Sunday, July 4, 2010

SCAVENGER HUNT (1979)

A wealthy game inventor, Vincent Price, croaks while playing a frog game and leaves his entire $200 million estate to the person (or persons) who can collect the most points from a list of Scavenger Hunt items he left in his will. The potential beneficiaries (family, servants and a taxi driver) have until 5pm this afternoon to gather the items. Chaos ensues.

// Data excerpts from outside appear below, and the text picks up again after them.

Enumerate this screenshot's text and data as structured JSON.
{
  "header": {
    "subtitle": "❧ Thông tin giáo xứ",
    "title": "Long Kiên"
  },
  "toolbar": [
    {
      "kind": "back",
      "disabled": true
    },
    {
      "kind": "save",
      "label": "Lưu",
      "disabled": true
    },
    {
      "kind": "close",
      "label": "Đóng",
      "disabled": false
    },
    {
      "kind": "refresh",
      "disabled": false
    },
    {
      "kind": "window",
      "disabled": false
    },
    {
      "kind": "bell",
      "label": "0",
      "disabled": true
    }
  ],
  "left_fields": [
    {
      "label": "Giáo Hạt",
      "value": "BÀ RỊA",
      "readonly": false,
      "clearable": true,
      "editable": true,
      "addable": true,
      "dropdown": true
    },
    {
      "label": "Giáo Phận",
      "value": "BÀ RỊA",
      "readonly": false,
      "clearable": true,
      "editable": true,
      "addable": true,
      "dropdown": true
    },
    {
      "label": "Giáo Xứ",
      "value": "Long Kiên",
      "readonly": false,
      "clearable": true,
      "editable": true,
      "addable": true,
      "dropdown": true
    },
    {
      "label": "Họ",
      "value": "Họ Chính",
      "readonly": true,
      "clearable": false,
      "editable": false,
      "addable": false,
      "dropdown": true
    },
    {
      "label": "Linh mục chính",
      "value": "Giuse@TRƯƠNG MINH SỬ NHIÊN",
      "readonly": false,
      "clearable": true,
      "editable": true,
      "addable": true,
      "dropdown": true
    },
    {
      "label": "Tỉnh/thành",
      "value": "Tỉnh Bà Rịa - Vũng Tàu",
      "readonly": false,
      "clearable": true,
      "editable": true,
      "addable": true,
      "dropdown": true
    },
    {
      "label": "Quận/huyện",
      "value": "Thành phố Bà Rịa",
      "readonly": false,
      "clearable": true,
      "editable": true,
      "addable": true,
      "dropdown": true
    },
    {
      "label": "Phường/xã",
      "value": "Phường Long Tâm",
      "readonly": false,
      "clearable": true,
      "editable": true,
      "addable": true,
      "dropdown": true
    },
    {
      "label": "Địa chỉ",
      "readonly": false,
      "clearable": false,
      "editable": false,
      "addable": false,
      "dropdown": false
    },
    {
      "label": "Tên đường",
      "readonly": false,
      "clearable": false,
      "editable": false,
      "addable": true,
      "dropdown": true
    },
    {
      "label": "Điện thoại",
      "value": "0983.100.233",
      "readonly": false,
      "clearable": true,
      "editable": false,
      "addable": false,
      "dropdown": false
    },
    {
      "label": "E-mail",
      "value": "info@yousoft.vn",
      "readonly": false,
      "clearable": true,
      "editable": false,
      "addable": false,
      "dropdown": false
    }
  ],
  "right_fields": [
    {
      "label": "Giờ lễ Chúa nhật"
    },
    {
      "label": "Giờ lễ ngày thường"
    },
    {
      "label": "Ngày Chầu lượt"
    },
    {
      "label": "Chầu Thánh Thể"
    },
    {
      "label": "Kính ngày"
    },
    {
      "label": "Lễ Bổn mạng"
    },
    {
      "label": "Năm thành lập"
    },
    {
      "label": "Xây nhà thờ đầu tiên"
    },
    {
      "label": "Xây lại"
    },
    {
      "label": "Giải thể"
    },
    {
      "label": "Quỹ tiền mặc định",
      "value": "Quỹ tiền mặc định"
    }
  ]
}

As far as IT’S A MAD, MAD, MAD, MAD WORLD knockoffs go, SCAVENGER HUNT is an alright film. You’re not gonna soil your Ewok Underoos with piss from laughing so hard, but you might get a chuckle or two. The most notable thing about the film (thanks to the passage of time) is the cast. From Vincent Price and Arnold Schwarzenegger to Ruth Gordon and Scatman Crothers…this movie has a great cast! I was most impressed by the then 30 year-old Richard Masur playing the spoiled and mentally unwell son of Cloris Leachman. He was a trip. (It’d be a lot of fun to sit down and really analyze the entire cast of this film. Did you know that Carol Wayne, who played Vincent Price’s nurse, died just a few years later of suspicious causes at the age of 42?)

Simple story, impressive cast, interesting Southern California filming locations, quick pace, unfunny but not painfully unfunny humor, an ancient Jack in the Box, numerous vintage cars. Not the funniest movie ever (or even funny at all), but it has a certain charm to it. Worth watching for fans of 1970’s comedies.

CHAW (2009)

[Update 08/11/2024: Need re-watch this film and redo this review completely. Fix the screenshots also.]

Do you know why somebody would rent a movie about a giant killer boar terrorizing a small mountain town? To see a giant killer boar terrorizing a small mountain town. Not to spend well over an hour of the 121-minute running time watching the lame locals about their lame lives and their lame idea on how to kill the giant computer animated boar that’s supposedly terrorizing their hood.

I was happy for the first few minutes then nothing ever happened until I was begging god for it to just end. It eventually did. Zero tits, no gore, boring story, very little blood, completely needless side stories (the police officer's mother, the old folktale about a giant boar), slow pace. Skip it. Watch TREMORS or JAWS again instead. Hell, even RAZORBACK is better.
What is up with that dude's pants?!!

Friday, July 2, 2010

DEATH SPA (1988)

[Update 09/19/2022: Rewatched the film last night. Just deleted the old review and working on fixing the pictures. Will write a new review soon. I hope.  And fix the KILLER WORKOUT review also.]

"...I'm Beta and you're VHS."

















Thursday, July 1, 2010

THE GREAT BANDIT (1963)

I have no idea what the proper title for this movie is. My DVD has SAMURAI PIRATE printed on it, but the movie itself says THE GREAT BANDIT. But then IMBb and the poster above say THE LOST WORLD OF SINBAD which makes no sense because nobody in the movie was called Sinbad and there wasn't any lost world. I'm going to go what it has onscreen.

Most people only know Toshiro Mifune from his 16 Kurosawa films, but he also made a metric shitload of other movies including this one in which he's a pirate who at the beginning of the movie has his ship destroyed by a storm. He (and his treasure chest) are floating along on a big piece of wood when he's overtaken by the dreaded Black Pirate. The pirates steal his booty and leave him adrift. He wakes up many days later on a beach. A hermit with magical powers has been taking care of him. Toshiro goes to the nearest town where he sees a beautiful princess and learns that the kingdom has been taken over by some asshole. He decides that ain't cool, so he sets off to the castle to get to the bottom of this shit.

There's lots of interesting moments (evil witch turning people into stone, good wizard dude turning himself into a fly so he can spy, Toshiro flying around on a giant hang glider), but over all it got pretty boring pretty quick. Personally I have no desire to ever see it again and I was actually disappointed in it. I guess I was expecting something more along the lines of the "Sinbad" movies from the 50's and 70's.

Worth watching, I guess, if you're a huge Mifune fan but don't expect to be impressed.
Takashi Shimura! Onscreen for probably 5 seconds total.